Q: Can I use AutoResearch with Python/ML training scripts? A: Yes — that's the primary use case. Set runCommand to your training script and configure the metric pattern to parse your output format.

Q: How does the AI decide what to change? A: The AI reads the research program (program.md), the current code, and past experiment results. It proposes changes based on this context, using its understanding of the domain. The quality of your program document directly affects the quality of proposals.

Q: What happens if the experiment crashes? A: The crash is detected via non-zero exit code or output parsing. The result is recorded as crash status, the candidate is reverted, and the loop continues with a new proposal.

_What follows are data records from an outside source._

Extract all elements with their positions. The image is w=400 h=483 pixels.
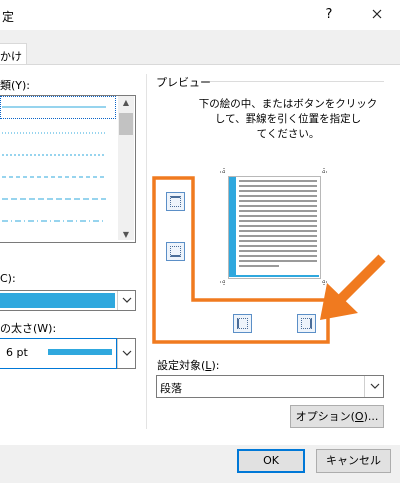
apply-to-combo[interactable] [156, 375, 384, 398]
annotation-overlay [152, 176, 386, 344]
scroll-up-icon[interactable]: ▲ [118, 98, 134, 107]
color-swatch [0, 293, 115, 308]
width-sample [48, 349, 112, 355]
preview-group-title: プレビュー [156, 76, 211, 89]
width-value: 6 pt [6, 346, 28, 359]
preview-hint-line: 下の絵の中、またはボタンをクリック [198, 98, 378, 110]
preview-group-rule [210, 81, 384, 82]
scroll-down-icon[interactable]: ▼ [118, 230, 134, 239]
close-icon [372, 9, 382, 19]
line-style-samples [2, 106, 106, 222]
color-label: C): [0, 272, 16, 285]
chevron-down-icon [370, 383, 379, 389]
apply-to-value: 段落 [160, 382, 182, 395]
window-title: 定 [2, 10, 15, 24]
group-divider [146, 74, 147, 429]
width-dropdown-button[interactable] [117, 339, 136, 368]
preview-hint-line: して、罫線を引く位置を指定し [214, 113, 362, 125]
color-dropdown-button[interactable] [117, 291, 136, 310]
cancel-button[interactable]: キャンセル [316, 449, 391, 473]
apply-to-dropdown-button[interactable] [364, 376, 384, 397]
close-button[interactable] [360, 0, 394, 30]
ok-button[interactable]: OK [237, 449, 305, 473]
style-label: 類(Y): [0, 79, 31, 92]
tab-page-border-label: かけ [0, 50, 22, 63]
scroll-thumb[interactable] [119, 113, 133, 135]
preview-hint-line: てください。 [256, 128, 320, 140]
title-bar [0, 0, 400, 30]
chevron-down-icon [122, 350, 132, 356]
help-button[interactable]: ? [318, 4, 340, 26]
width-label: の太さ(W): [0, 322, 57, 335]
preview-hint: 下の絵の中、またはボタンをクリック して、罫線を引く位置を指定し てください。 [193, 97, 383, 142]
options-button[interactable]: オプション(O)... [290, 405, 384, 428]
apply-to-label: 設定対象(L): [157, 359, 220, 372]
chevron-down-icon [122, 297, 132, 303]
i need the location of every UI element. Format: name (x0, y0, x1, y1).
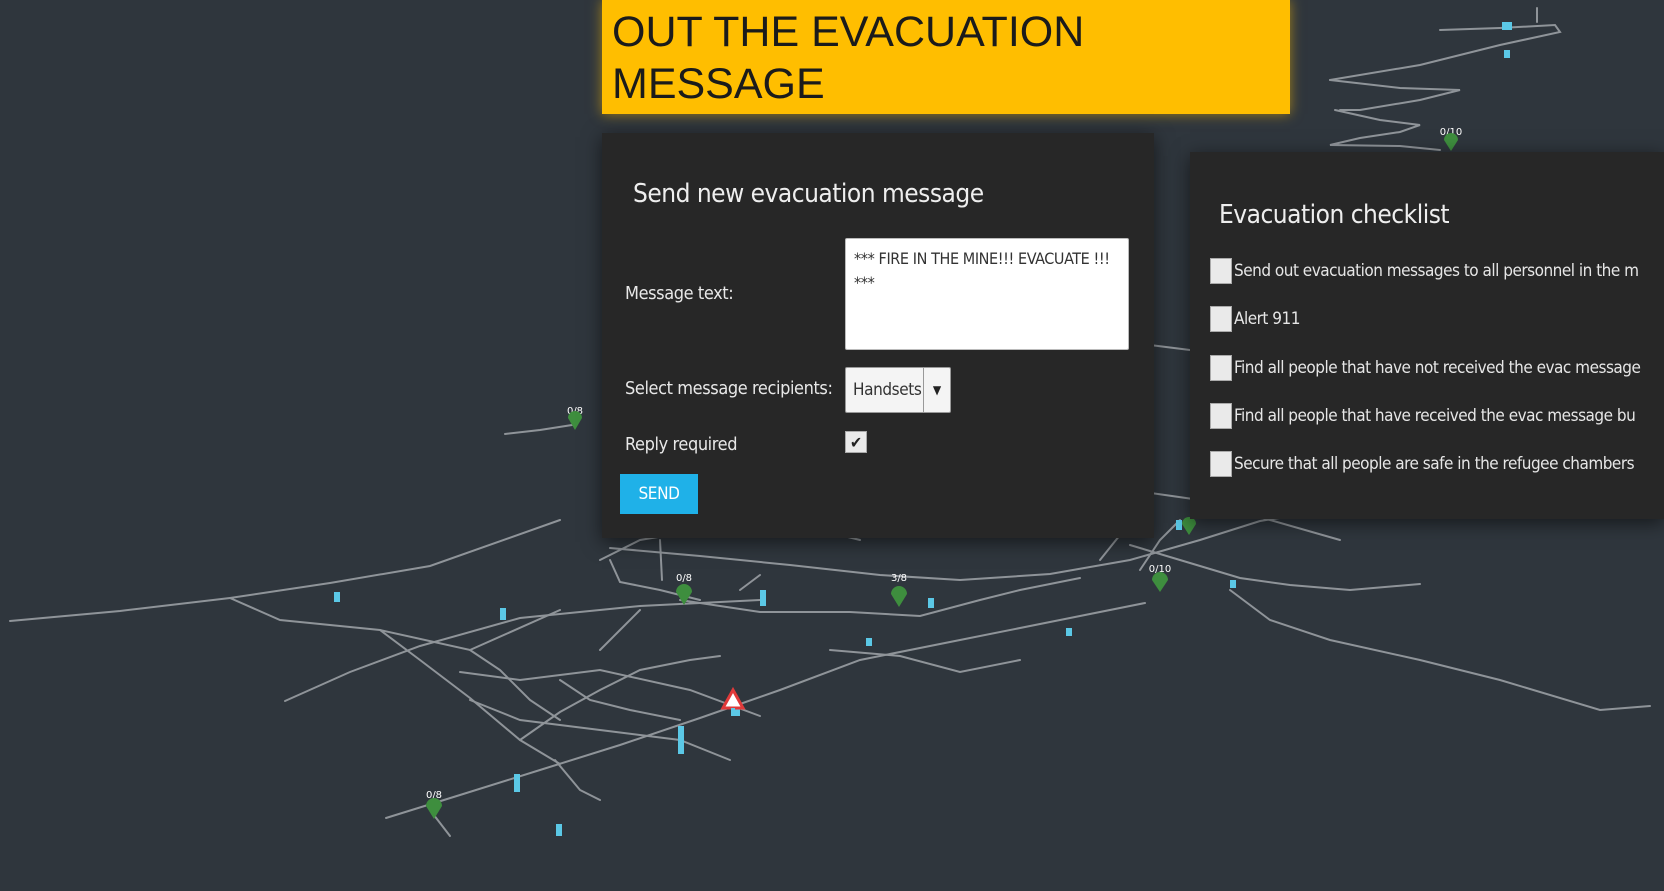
checklist-item[interactable]: Find all people that have not received t… (1210, 355, 1641, 381)
recipients-selected-value: Handsets (853, 380, 922, 400)
send-evacuation-message-panel: Send new evacuation message Message text… (602, 133, 1154, 538)
evacuation-checklist-panel: Evacuation checklist Send out evacuation… (1190, 152, 1664, 519)
checklist-checkbox[interactable] (1210, 403, 1232, 429)
checklist-item[interactable]: Find all people that have received the e… (1210, 403, 1636, 429)
checklist-item-label: Secure that all people are safe in the r… (1234, 454, 1635, 474)
chevron-down-icon[interactable]: ▼ (923, 368, 950, 412)
banner-line-2: MESSAGE (612, 60, 825, 108)
checklist-item[interactable]: Alert 911 (1210, 306, 1300, 332)
checklist-item-label: Find all people that have not received t… (1234, 358, 1641, 378)
checklist-checkbox[interactable] (1210, 451, 1232, 477)
message-text-input[interactable]: *** FIRE IN THE MINE!!! EVACUATE !!! *** (845, 238, 1129, 350)
panel-title: Send new evacuation message (633, 179, 984, 209)
refuge-capacity-label: 0/8 (676, 573, 692, 584)
refuge-chamber-marker[interactable]: 0/10 (1149, 564, 1171, 592)
checklist-checkbox[interactable] (1210, 258, 1232, 284)
checklist-item[interactable]: Send out evacuation messages to all pers… (1210, 258, 1639, 284)
refuge-chamber-marker[interactable]: 3/8 (891, 573, 907, 607)
checklist-item[interactable]: Secure that all people are safe in the r… (1210, 451, 1635, 477)
message-text-label: Message text: (625, 283, 734, 304)
banner-line-1: OUT THE EVACUATION (612, 8, 1085, 56)
send-button[interactable]: SEND (620, 474, 698, 514)
checkmark-icon: ✔ (849, 432, 863, 452)
checklist-checkbox[interactable] (1210, 355, 1232, 381)
reply-required-label: Reply required (625, 434, 738, 455)
checklist-item-label: Find all people that have received the e… (1234, 406, 1636, 426)
checklist-checkbox[interactable] (1210, 306, 1232, 332)
recipients-select[interactable]: Handsets ▼ (845, 367, 951, 413)
refuge-capacity-label: 3/8 (891, 573, 907, 584)
refuge-chamber-marker[interactable]: 0/8 (676, 573, 692, 605)
reply-required-checkbox[interactable]: ✔ (845, 431, 867, 453)
refuge-chamber-marker[interactable]: 0/10 (1440, 127, 1462, 151)
checklist-title: Evacuation checklist (1219, 200, 1450, 230)
refuge-chamber-marker[interactable] (1182, 517, 1196, 535)
refuge-chamber-marker[interactable]: 0/8 (426, 790, 442, 819)
checklist-item-label: Send out evacuation messages to all pers… (1234, 261, 1639, 281)
checklist-item-label: Alert 911 (1234, 309, 1300, 329)
instruction-banner: OUT THE EVACUATION MESSAGE (602, 0, 1290, 114)
recipients-label: Select message recipients: (625, 378, 833, 399)
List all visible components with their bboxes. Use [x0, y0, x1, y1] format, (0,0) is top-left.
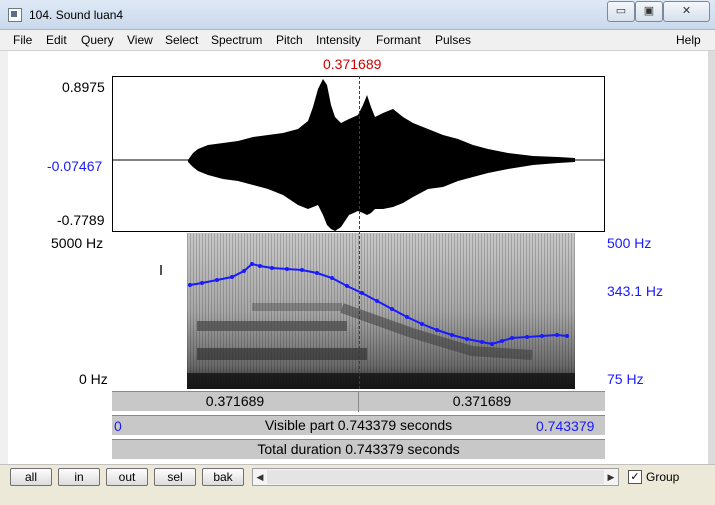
cursor-time-label: 0.371689: [323, 56, 382, 72]
group-checkbox[interactable]: ✓: [628, 470, 642, 484]
pitch-mid-label: 343.1 Hz: [607, 283, 664, 299]
zoom-back-button[interactable]: bak: [202, 468, 244, 486]
right-edge: [708, 51, 715, 464]
pitch-top-label: 500 Hz: [607, 235, 652, 251]
total-duration-bar[interactable]: Total duration 0.743379 seconds: [112, 439, 605, 459]
pitch-bottom-label: 75 Hz: [607, 371, 644, 387]
horizontal-scrollbar[interactable]: ◀ ▶: [252, 468, 619, 486]
spectrogram-top-label: 5000 Hz: [51, 235, 104, 251]
selection-bar: 0.371689 0.371689: [112, 391, 605, 412]
maximize-button[interactable]: ▣: [635, 1, 663, 22]
menu-spectrum[interactable]: Spectrum: [211, 33, 262, 47]
group-label: Group: [646, 470, 680, 484]
menu-edit[interactable]: Edit: [46, 33, 67, 47]
praat-sound-window: 104. Sound luan4 ▭ ▣ ✕ File Edit Query V…: [0, 0, 715, 505]
zoom-in-button[interactable]: in: [58, 468, 100, 486]
scroll-left-icon[interactable]: ◀: [253, 469, 267, 485]
left-segment[interactable]: 0.371689: [112, 392, 359, 412]
wave-min-label: -0.7789: [57, 212, 105, 228]
visible-start-label: 0: [114, 418, 122, 434]
total-duration-label: Total duration 0.743379 seconds: [257, 441, 460, 457]
menu-formant[interactable]: Formant: [376, 33, 421, 47]
wave-mid-label: -0.07467: [47, 158, 103, 174]
menu-query[interactable]: Query: [81, 33, 114, 47]
menu-select[interactable]: Select: [165, 33, 198, 47]
app-icon: [8, 8, 22, 22]
menu-pitch[interactable]: Pitch: [276, 33, 303, 47]
right-segment[interactable]: 0.371689: [359, 392, 605, 412]
spectrogram-bottom-label: 0 Hz: [79, 371, 108, 387]
zoom-out-button[interactable]: out: [106, 468, 148, 486]
window-controls: ▭ ▣ ✕: [607, 1, 710, 22]
wave-max-label: 0.8975: [62, 79, 105, 95]
menu-bar: File Edit Query View Select Spectrum Pit…: [0, 30, 715, 51]
menu-intensity[interactable]: Intensity: [316, 33, 361, 47]
zoom-selection-button[interactable]: sel: [154, 468, 196, 486]
visible-end-label: 0.743379: [536, 418, 595, 434]
visible-part-label: Visible part 0.743379 seconds: [264, 417, 453, 433]
close-button[interactable]: ✕: [663, 1, 710, 22]
scroll-thumb[interactable]: [267, 470, 604, 484]
menu-pulses[interactable]: Pulses: [435, 33, 471, 47]
title-bar: 104. Sound luan4 ▭ ▣ ✕: [0, 0, 715, 30]
cursor-line: [359, 76, 360, 389]
visible-part-bar[interactable]: Visible part 0.743379 seconds: [112, 415, 605, 435]
menu-help[interactable]: Help: [676, 33, 701, 47]
minimize-button[interactable]: ▭: [607, 1, 635, 22]
scroll-right-icon[interactable]: ▶: [604, 469, 618, 485]
bottom-toolbar: all in out sel bak ◀ ▶ ✓ Group: [0, 464, 715, 505]
window-title: 104. Sound luan4: [29, 8, 124, 22]
menu-file[interactable]: File: [13, 33, 32, 47]
zoom-all-button[interactable]: all: [10, 468, 52, 486]
menu-view[interactable]: View: [127, 33, 153, 47]
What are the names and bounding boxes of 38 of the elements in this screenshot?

Q: Can I run AutoResearch on a remote server? A: Yes. Use the TaskManager integration with BullMQ (Redis) for scheduled runs. The repo must be accessible on the machine running NeuroLink.

Q: How do I stop a running experiment? A: For run-once: Ctrl+C. For scheduled tasks: neurolink autoresearch stop <taskId> or await neurolink.tasks.delete(taskId).

Q: Is there a limit on experiment count? A: Set maxExperiments in config or --max-runs in CLI. Without a limit, research continues indefinitely until manually stopped.

Q: Can multiple AutoResearch sessions run on the same repo? A: Not recommended. Each session operates on its own git branch, but concurrent filesystem operations on the same repo can conflict. Use separate working directories or git worktrees for parallel sessions.

Q: Does AutoResearch work with structuredOutput? A: No. AutoResearch uses tool calling (function calling) which is mutually exclusive with structuredOutput JSON schemas on Gemini providers. This is an API limitation, not a bug.